Abstract

The SL/Ni strain of mice spontaneously develops a necrotizing polyarteritis (NPA) that is histologically quite similar to human polyarteritis nodosa. This NPA most frequently affected parametrial tissues and/or ovaries of females and small arterioles of the major salivary glands. Electron microscopic studies of early arterial lesions revealed massive budding of C-type particles from arterial smooth muscle cells just before or at the onset of arteritis. In addition, binding of mouse IgG and C3 to the plasma membrane of virus-producing smooth muscle cells was shown by immunoelectron microscopy. Antibody-bound muscle cells showed disintegration of their plasma membrane, but degeneration and necrosis of muscle cells were not associated with dense infiltration of neutrophils. SL/Ni mice had natural antibodies that bound specifically to a fibroblast cell line infected with an endogenous ecotropic murine leukemia virus (MuLV) recovered from a SL/Ni mouse.

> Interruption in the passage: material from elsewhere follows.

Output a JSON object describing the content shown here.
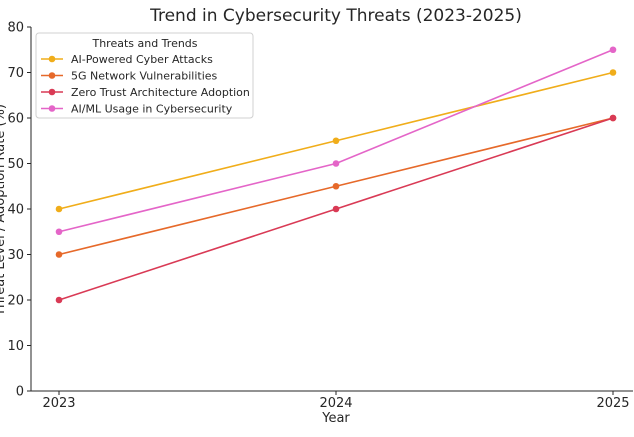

Most of the natural antibodies were cytotoxic in the presence of murine complement. Western blot immunoassays revealed that among 14 SL/Ni female mice tested, all of the 9 mice that were affected by arteritis had anti-gp70 antibodies, while the 3 anti-gp70- mice were not affected. The presence of anti-p30 or anti-p15 (anti-p12) antibodies, which were also detected in some SL/Ni mice, did not correlate with the development of arteritis. These results strongly support the hypothesis that NPA in SL/Ni mice is mediated by the lysis of arterial smooth muscle cells due to the deposition of cytotoxic natural antibodies directed to cell membrane-bound gp70 molecules of an endogenous ecotropic MuLV.